After twelve portraits over nine months, I find myself with four distinct styles: controlled contour, blind contour, office supply collage and a ghost. I have no idea where the ghost comes from or how to describe the style. But I love the ghost’s expression of surprise, as if asking, “How did I get here?”  She looks the way I felt as a child growing up in a tumultuous household with inebriated parents. I must claim her even if I can’t fit her into an aesthetic slot.

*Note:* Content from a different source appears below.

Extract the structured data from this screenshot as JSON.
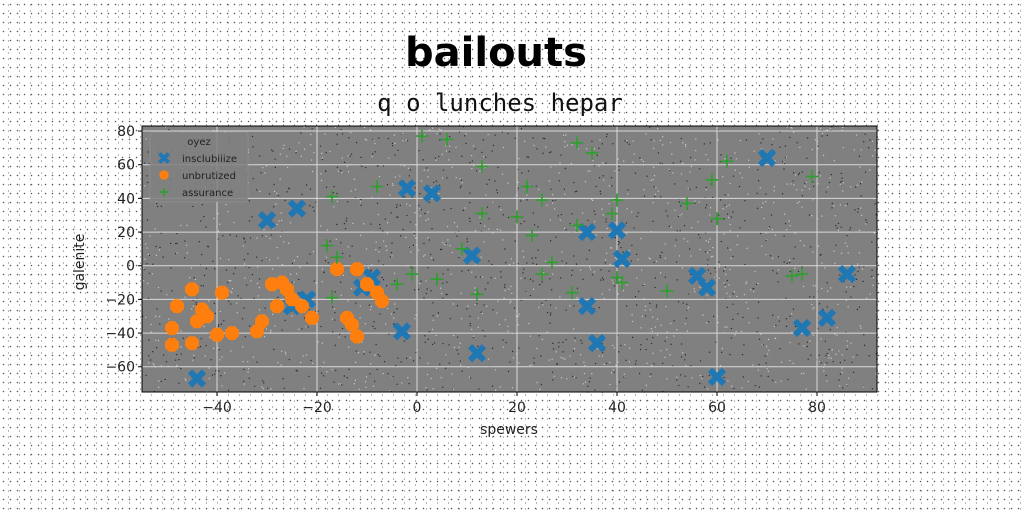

In my thirteenth portrait, during the ninth month of the pandemic, an old friend named Joe Bishop appears on my paper.

As usual, I stare at my mirror, doing a controlled contour drawing on my prepared oil-saturated thick paper. Although I believe I’m drawing myself, much to my shock, Joe’s face emerges as an older man, as he would look today if he had lived. Joe died in his twenties of AIDS. Now, I feel as if Joe had come for a visit from another world. I talk to him about times past and the fun we enjoyed in our social group of exploring art students.

As if through Joe’s eyes, all at once, I become able to re-frame my thoughts and start to appreciate the rich stylistic diversity of my work.  I see my painted faces as social calls by spirit friends from other dimensions, dropping in, like Joe had.

With dawning awareness, I begin to recognize the portraits, like I’m seeing old friends. The goddess Parvati, a Hindu deity and Shiva’s devoted wife, seems to bend close from on high, infusing me with her love, devotion and creativity.

Artemis, Greek goddess of the hunt and the moon, appears to hold small moons around her head. Perhaps she’s pulling in electric energies from the ether as she senses the living beings around her. Her gaze penetrates through the viewer with spiritual intensity.

Seeing my work through Joe’s and others’ eyes, I perceive the varying styles as abundant creativity and fun, communication with my intuition, not an erratic collection doomed to negative art world interpretation. My self-criticisms stop. 

I create most of these portraits by staring at myself in the mirror. Perhaps, as a conglomerate, all of them together comprise one multi-faceted self-portrait that includes both my inner and outer selves. Joseph Campbell, the professor of literature who focused on mythology and comparative religion, author of Hero of a Thousand Faces, tells us that we don’t find our gods outside of us. They dwell within, part of our psyche. This makes sense to me. Where I see Joe, Parvati, Artemis, office supplies and the ghost, I see myself. I enjoy this lovely revelation.